The bond rally isn't quite done
The bond rally that resumed in mid-September is likely to continue a bit longer, abetted by signs of decelerating U.S. growth and a litany of geopolitical risks, from Brexit and Hong Kong protests overseas to the resumption of U.S.-China trade talks and the impeachment inquiry here at home. In addition, the mountain of negative-yielding bonds in Europe and Japan and the likelihood of further easing by the Fed should also contribute to some further increase in U.S. Treasury bond prices and decline in yields, even more so if the stock swoon at the start of October deepens.

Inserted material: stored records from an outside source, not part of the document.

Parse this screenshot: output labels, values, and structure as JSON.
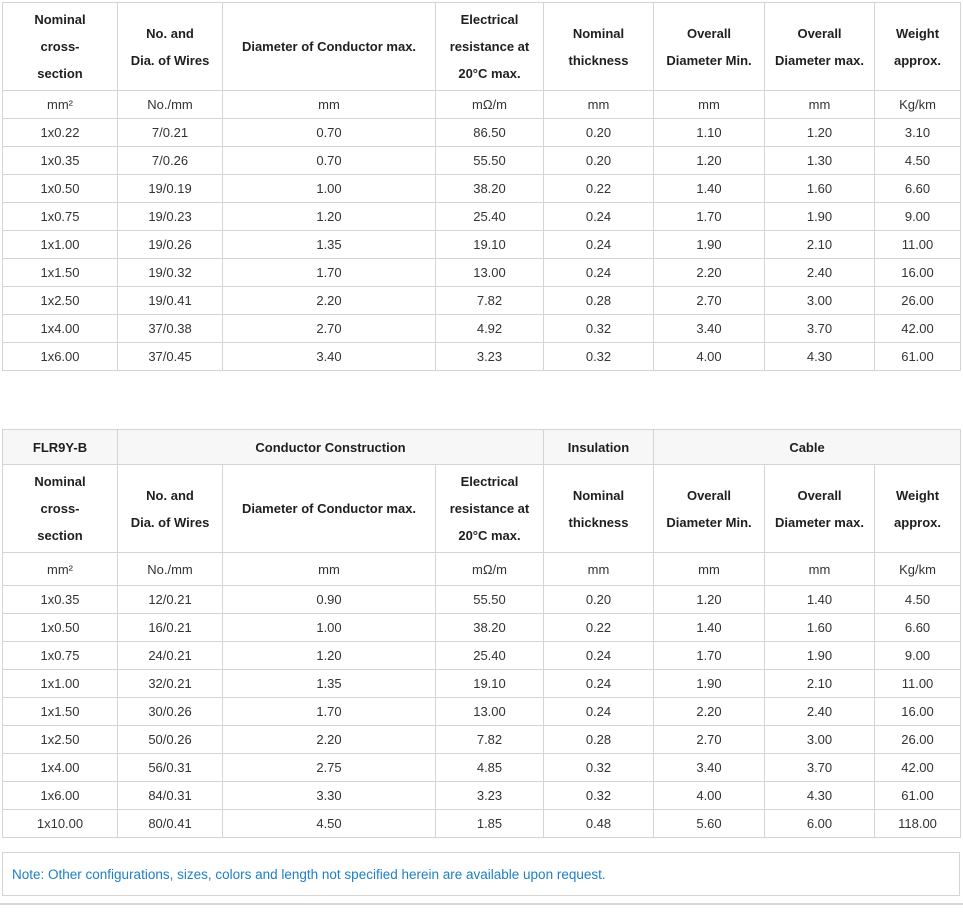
{
  "colors": {
    "border": "#d4d4d4",
    "group_header_bg": "#f7f7f7",
    "note_text": "#1e7fc4",
    "header_text": "#1f1f1f",
    "data_text": "#333333"
  },
  "table1": {
    "header": [
      "Nominal\ncross-\nsection",
      "No. and\nDia. of Wires",
      "Diameter of Conductor max.",
      "Electrical\nresistance at\n20°C max.",
      "Nominal\nthickness",
      "Overall\nDiameter Min.",
      "Overall\nDiameter max.",
      "Weight\napprox."
    ],
    "units": [
      "mm²",
      "No./mm",
      "mm",
      "mΩ/m",
      "mm",
      "mm",
      "mm",
      "Kg/km"
    ],
    "rows": [
      [
        "1x0.22",
        "7/0.21",
        "0.70",
        "86.50",
        "0.20",
        "1.10",
        "1.20",
        "3.10"
      ],
      [
        "1x0.35",
        "7/0.26",
        "0.70",
        "55.50",
        "0.20",
        "1.20",
        "1.30",
        "4.50"
      ],
      [
        "1x0.50",
        "19/0.19",
        "1.00",
        "38.20",
        "0.22",
        "1.40",
        "1.60",
        "6.60"
      ],
      [
        "1x0.75",
        "19/0.23",
        "1.20",
        "25.40",
        "0.24",
        "1.70",
        "1.90",
        "9.00"
      ],
      [
        "1x1.00",
        "19/0.26",
        "1.35",
        "19.10",
        "0.24",
        "1.90",
        "2.10",
        "11.00"
      ],
      [
        "1x1.50",
        "19/0.32",
        "1.70",
        "13.00",
        "0.24",
        "2.20",
        "2.40",
        "16.00"
      ],
      [
        "1x2.50",
        "19/0.41",
        "2.20",
        "7.82",
        "0.28",
        "2.70",
        "3.00",
        "26.00"
      ],
      [
        "1x4.00",
        "37/0.38",
        "2.70",
        "4.92",
        "0.32",
        "3.40",
        "3.70",
        "42.00"
      ],
      [
        "1x6.00",
        "37/0.45",
        "3.40",
        "3.23",
        "0.32",
        "4.00",
        "4.30",
        "61.00"
      ]
    ]
  },
  "table2": {
    "model": "FLR9Y-B",
    "groups": [
      "Conductor Construction",
      "Insulation",
      "Cable"
    ],
    "header": [
      "Nominal\ncross-\nsection",
      "No. and\nDia. of Wires",
      "Diameter of Conductor max.",
      "Electrical\nresistance at\n20°C max.",
      "Nominal\nthickness",
      "Overall\nDiameter Min.",
      "Overall\nDiameter max.",
      "Weight\napprox."
    ],
    "units": [
      "mm²",
      "No./mm",
      "mm",
      "mΩ/m",
      "mm",
      "mm",
      "mm",
      "Kg/km"
    ],
    "rows": [
      [
        "1x0.35",
        "12/0.21",
        "0.90",
        "55.50",
        "0.20",
        "1.20",
        "1.40",
        "4.50"
      ],
      [
        "1x0.50",
        "16/0.21",
        "1.00",
        "38.20",
        "0.22",
        "1.40",
        "1.60",
        "6.60"
      ],
      [
        "1x0.75",
        "24/0.21",
        "1.20",
        "25.40",
        "0.24",
        "1.70",
        "1.90",
        "9.00"
      ],
      [
        "1x1.00",
        "32/0.21",
        "1.35",
        "19.10",
        "0.24",
        "1.90",
        "2.10",
        "11.00"
      ],
      [
        "1x1.50",
        "30/0.26",
        "1.70",
        "13.00",
        "0.24",
        "2.20",
        "2.40",
        "16.00"
      ],
      [
        "1x2.50",
        "50/0.26",
        "2.20",
        "7.82",
        "0.28",
        "2.70",
        "3.00",
        "26.00"
      ],
      [
        "1x4.00",
        "56/0.31",
        "2.75",
        "4.85",
        "0.32",
        "3.40",
        "3.70",
        "42.00"
      ],
      [
        "1x6.00",
        "84/0.31",
        "3.30",
        "3.23",
        "0.32",
        "4.00",
        "4.30",
        "61.00"
      ],
      [
        "1x10.00",
        "80/0.41",
        "4.50",
        "1.85",
        "0.48",
        "5.60",
        "6.00",
        "118.00"
      ]
    ]
  },
  "note": {
    "text": "Note: Other configurations, sizes, colors and length not specified herein are available upon request."
  }
}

All that said, there are offsets. Financial conditions remain supportive of growth and global central bank easings should cushion the blow of the global trade and growth deceleration. Such factors contribute to our base case view that the U.S. economy will continue to expand in coming quarters, albeit at modest rates. Moreover, both the U.S. and China could use some semblance of a trade deal, not only to nudge their slowing economies but also to offset all the negativity surrounding the impeachment process in the U.S. and the ongoing riots in Hong Kong.
Some in the market may suggest all of the challenges are priced into current low Treasury yields, and any improvement on the trade or geopolitical front will prompt a rebound in yields. That day may come, eventually. For now, Federated’s fixed-income duration committee believes the current environment supports some further increases in Treasury prices and a downward bias in market yields.